The decline in the river dolphins’ numbers set an alarm worldwide. The International Union for Conservation of Nature (IUCN) revised the conservation status from vulnerable in 1991 to endangered in 1996.

“The distressing change induced me to propose a joint study to S K Borthakur, professor at the University of Gauhati, and he readily agreed,” Borkar says.

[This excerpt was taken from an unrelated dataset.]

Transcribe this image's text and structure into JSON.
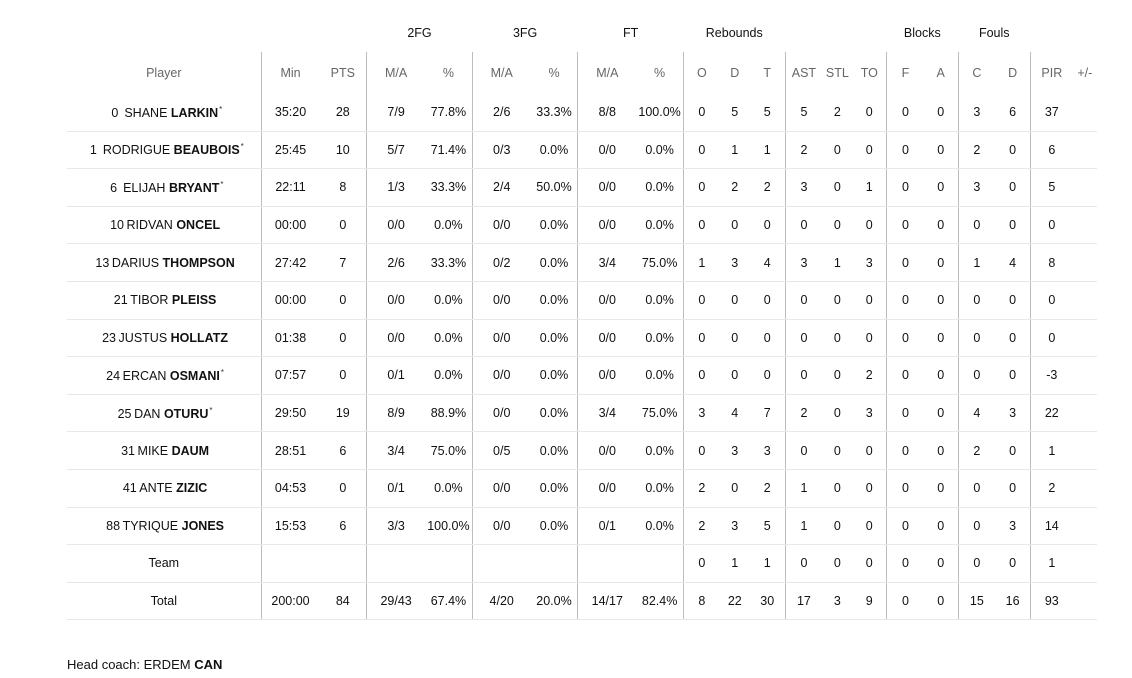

The union ministry of environment and forests (MoEF) has also realized the extreme danger to river dolphins in the Ganga and Brahmaputra. “The Gangetic dolphin is high on the conservation priority and MoEF has elevated it to the status of the national aquatic animal, though the fact itself is little known,” says Borkar.

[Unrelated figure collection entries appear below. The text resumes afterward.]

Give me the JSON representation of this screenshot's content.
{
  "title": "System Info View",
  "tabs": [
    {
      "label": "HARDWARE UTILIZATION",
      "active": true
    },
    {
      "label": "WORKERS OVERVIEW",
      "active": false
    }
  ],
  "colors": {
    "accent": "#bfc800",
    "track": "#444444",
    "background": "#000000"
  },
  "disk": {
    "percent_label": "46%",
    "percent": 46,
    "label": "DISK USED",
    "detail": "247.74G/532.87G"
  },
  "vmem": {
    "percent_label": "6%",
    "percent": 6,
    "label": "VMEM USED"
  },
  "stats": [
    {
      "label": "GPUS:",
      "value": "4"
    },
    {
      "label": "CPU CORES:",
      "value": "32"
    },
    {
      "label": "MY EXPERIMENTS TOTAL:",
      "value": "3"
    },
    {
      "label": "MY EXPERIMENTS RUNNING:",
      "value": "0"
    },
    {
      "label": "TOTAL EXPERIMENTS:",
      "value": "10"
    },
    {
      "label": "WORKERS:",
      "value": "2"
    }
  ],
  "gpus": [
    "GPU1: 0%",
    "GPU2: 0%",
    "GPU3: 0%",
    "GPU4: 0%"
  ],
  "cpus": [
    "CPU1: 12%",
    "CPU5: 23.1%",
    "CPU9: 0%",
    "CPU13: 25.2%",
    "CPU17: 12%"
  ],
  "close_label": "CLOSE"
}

Referred variously, depending on the region-‘sihu’, ‘susu’ and ‘hihu’ in North India-the dolpin was initially the state animal of Assam, and rightly so.

“During my childhood, I would see lots of dolphins on the banks of the Brahmaputra in Guwahati, but now you can’t see a single one,” Borthakur told TOI from Assam.

The habitat of the peculiar mammal has been drastically altered and it is nowprimarily found only in small numbers in a few states. These include Bijnor in Uttar Pradesh, Chambal in Madhya Pradesh, Vikramshila sanctuary in Bihar and Brahmaputra River in Assam. As of now, the distribution in the Brahmaputra itself is restricted.

“The sightings are easier in the tributaries, especially a stretch of Kulsi River, but there may be hardly 30 individuals there,” says Borkar.

The pollution levels in the Brahmaputra River and massive human intervention has affected the dolphin’s larger habitat. “They are very sensitive to pollution and the spill of sewage and other urban wastes has disturbed their habitat,” says Borthakur, a reputed ethnobotanist.

The Gangetic dolphin is regarded as an intelligent mammal with discreet communication skills, emitting a whistle-like sound. “Unlike its marine cousin or relative, by virtue of its small size and pinkish grey shade of the body, extremely reduced dorsal fin and vestigal eyes, the river dolphin is almost blind,” Borkar says.